When talking about the need for templating languages with some people (Simon? someone else?) at XTech, the phrase that kept coming up was “you can only get so far by glueing strings together.” At some point you need a stronger, more flexible approach, especially when dealing with markup.
So, I’ve started using TrimPath’s template library. It seems pretty nice so far. I know there have been other javascript templating efforts, but none seem to have much traction. Is there anything else worth trying?

August 30th, 2006 at 12:18 am
[...] n up to a point. Tim Bray is on to something when he talks about Ajax’s real upside. You can only get so far by glueing strings together. DOM manipulation is un [...]

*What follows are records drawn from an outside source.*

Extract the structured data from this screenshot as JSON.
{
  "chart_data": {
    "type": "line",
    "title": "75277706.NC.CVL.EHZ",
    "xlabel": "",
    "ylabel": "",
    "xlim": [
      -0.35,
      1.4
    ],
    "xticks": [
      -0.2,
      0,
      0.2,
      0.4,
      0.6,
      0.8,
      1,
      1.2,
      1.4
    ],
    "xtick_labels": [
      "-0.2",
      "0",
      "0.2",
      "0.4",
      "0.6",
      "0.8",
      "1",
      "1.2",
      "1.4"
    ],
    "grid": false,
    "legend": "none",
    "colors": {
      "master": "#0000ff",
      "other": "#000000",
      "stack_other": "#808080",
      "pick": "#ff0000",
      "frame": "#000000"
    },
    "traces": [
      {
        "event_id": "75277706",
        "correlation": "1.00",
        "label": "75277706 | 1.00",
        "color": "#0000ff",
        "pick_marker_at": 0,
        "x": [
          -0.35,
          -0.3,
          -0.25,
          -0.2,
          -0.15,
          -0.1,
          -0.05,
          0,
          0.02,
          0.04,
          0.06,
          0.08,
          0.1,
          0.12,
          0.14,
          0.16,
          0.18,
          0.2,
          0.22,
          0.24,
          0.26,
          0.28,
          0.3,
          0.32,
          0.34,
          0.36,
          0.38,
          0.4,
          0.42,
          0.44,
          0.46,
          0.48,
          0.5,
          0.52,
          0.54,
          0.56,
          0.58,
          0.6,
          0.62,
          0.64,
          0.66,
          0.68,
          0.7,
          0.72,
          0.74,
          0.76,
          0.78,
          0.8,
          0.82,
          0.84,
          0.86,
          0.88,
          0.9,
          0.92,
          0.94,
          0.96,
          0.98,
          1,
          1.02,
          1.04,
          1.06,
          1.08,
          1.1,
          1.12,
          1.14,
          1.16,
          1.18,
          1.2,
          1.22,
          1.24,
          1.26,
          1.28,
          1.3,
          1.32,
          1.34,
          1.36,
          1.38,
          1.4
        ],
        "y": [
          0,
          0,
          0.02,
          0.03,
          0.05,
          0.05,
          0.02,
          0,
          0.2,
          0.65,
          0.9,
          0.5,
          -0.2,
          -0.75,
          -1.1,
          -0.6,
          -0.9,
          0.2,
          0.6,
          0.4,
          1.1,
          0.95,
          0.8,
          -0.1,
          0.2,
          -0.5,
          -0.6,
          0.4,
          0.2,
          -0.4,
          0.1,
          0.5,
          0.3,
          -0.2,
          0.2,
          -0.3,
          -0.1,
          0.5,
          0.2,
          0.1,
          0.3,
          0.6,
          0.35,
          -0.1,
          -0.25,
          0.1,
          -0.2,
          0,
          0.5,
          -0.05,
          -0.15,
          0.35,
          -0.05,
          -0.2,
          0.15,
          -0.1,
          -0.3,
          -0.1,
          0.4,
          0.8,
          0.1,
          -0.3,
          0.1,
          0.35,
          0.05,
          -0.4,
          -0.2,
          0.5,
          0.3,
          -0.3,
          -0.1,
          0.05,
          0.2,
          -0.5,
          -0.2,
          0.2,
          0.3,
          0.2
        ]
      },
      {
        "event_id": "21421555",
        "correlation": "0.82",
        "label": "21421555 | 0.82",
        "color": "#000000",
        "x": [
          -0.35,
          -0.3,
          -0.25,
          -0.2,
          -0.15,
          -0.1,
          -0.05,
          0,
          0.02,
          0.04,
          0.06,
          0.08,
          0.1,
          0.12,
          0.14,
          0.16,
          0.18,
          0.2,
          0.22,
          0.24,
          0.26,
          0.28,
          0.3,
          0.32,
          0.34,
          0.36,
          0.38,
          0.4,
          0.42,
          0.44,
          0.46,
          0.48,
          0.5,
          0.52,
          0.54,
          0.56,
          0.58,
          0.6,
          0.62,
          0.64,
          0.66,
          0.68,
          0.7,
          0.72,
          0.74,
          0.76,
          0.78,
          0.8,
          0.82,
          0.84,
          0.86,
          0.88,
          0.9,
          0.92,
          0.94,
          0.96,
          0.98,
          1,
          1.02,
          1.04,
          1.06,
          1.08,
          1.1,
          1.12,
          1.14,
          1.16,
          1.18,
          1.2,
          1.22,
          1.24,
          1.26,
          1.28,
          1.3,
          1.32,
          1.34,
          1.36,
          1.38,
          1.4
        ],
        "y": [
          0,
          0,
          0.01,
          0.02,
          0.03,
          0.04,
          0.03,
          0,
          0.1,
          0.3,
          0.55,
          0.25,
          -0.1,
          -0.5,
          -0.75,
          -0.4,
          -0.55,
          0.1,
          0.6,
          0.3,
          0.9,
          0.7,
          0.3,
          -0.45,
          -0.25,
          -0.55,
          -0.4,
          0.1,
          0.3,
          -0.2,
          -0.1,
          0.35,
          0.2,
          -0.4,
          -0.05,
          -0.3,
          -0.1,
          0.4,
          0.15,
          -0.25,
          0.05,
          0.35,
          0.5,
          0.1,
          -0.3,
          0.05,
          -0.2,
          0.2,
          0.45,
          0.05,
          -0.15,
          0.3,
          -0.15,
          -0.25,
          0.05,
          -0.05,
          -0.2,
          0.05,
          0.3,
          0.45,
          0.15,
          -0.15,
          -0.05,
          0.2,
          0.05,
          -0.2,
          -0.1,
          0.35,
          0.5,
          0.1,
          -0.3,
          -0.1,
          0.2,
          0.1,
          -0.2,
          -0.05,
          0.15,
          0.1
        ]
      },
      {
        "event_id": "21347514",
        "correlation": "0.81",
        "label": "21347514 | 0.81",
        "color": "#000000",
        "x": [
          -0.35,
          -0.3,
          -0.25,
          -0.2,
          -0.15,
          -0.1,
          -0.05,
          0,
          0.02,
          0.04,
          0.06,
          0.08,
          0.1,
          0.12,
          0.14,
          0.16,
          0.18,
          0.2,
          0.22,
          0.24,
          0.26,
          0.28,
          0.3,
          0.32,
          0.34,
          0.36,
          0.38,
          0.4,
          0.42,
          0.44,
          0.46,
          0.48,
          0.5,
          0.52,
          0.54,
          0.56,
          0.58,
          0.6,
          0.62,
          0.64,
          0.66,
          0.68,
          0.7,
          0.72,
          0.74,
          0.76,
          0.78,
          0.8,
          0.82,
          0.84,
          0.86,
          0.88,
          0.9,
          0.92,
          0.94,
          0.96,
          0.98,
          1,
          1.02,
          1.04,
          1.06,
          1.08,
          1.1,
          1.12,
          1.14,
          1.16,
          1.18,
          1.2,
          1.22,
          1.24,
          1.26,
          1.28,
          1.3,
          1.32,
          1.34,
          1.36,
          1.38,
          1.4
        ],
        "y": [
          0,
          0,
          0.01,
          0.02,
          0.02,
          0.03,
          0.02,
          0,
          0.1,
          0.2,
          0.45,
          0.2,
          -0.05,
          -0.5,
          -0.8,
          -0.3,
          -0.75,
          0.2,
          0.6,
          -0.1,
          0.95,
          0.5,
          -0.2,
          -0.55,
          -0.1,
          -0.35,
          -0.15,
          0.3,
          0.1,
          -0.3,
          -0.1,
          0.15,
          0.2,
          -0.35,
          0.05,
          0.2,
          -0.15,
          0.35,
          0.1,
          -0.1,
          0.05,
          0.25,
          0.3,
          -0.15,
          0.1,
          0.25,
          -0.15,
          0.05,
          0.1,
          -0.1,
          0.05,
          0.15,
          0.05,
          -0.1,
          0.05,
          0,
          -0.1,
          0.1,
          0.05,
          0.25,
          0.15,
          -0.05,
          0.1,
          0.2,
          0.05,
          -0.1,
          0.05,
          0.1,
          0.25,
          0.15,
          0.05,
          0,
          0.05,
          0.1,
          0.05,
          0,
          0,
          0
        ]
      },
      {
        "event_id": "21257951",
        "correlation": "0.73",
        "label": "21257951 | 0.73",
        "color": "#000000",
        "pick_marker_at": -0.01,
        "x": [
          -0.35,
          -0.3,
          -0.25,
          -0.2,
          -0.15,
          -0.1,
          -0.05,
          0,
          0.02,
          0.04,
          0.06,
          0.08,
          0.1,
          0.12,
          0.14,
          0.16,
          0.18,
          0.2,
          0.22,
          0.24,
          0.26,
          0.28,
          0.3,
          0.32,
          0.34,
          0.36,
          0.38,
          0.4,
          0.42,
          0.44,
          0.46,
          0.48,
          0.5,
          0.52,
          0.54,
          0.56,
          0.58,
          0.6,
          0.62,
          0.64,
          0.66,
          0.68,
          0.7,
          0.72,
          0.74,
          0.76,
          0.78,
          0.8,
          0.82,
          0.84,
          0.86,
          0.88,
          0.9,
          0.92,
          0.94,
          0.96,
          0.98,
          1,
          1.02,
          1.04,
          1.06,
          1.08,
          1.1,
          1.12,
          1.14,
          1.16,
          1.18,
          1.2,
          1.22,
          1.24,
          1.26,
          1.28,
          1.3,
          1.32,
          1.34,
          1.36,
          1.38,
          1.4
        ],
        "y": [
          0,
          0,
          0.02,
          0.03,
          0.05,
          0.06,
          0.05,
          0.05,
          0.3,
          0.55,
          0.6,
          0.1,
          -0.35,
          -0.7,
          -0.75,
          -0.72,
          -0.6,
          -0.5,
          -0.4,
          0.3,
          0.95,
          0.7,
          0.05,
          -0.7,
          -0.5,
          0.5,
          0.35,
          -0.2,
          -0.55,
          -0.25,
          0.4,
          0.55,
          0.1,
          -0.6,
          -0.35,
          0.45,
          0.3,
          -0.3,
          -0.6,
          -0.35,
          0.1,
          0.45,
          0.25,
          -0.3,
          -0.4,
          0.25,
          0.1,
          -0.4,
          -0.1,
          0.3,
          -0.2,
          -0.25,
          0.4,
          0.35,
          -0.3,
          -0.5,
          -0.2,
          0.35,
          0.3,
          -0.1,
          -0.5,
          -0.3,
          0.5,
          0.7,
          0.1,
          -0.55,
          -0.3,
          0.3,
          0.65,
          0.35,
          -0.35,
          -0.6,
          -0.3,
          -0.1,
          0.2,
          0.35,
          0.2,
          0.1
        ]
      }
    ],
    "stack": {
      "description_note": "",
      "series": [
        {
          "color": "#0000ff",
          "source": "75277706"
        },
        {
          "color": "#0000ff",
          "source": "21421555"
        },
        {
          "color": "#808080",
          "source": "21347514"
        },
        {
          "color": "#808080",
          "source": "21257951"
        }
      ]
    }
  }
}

November 18th, 2006 at 1:26 pm
Check out Jemplate, its based on Perl’s Template Toolkit:
http://search.cpan.org/dist/Jemplate/lib/Jemplate.pm
December 4th, 2006 at 7:14 am
Another JavaScript template engine is “Ajax Pages” (http://ajax-pages.sourceforge.net/). It has the advantage of being very simple and “to the point”.
October 4th, 2007 at 2:24 pm
Very simple one - under 100 lines for the whole engine - jMVC
http://blog.codeville.net/2007/10/04/rich-javascript-mvc-user-interfaces-with-jmvc/
Neat and simple…
December 18th, 2007 at 9:24 am
Check out embeddedjs.com for a very complete solution.
It has rails like view helpers.
It can include JS lint and provide line numbers/error handling.
It can load, process and cache template files.
Almost all functionality can be encapsulated in one line.
March 5th, 2008 at 1:49 pm
I tried embedded.js except that it hung trying to load my template from the server. Why? Because I was already in an Ajax call (a Drag n’ Drop scriptaculous function, actually).
I don’t like TrimPath’s use of Velocity-like syntax, and that bit failed to compile in a JSP on a default Jetty instance because it’s too much like JSTL.
So I rolled my own that’s pure JSP-like but without the Ajax requirement.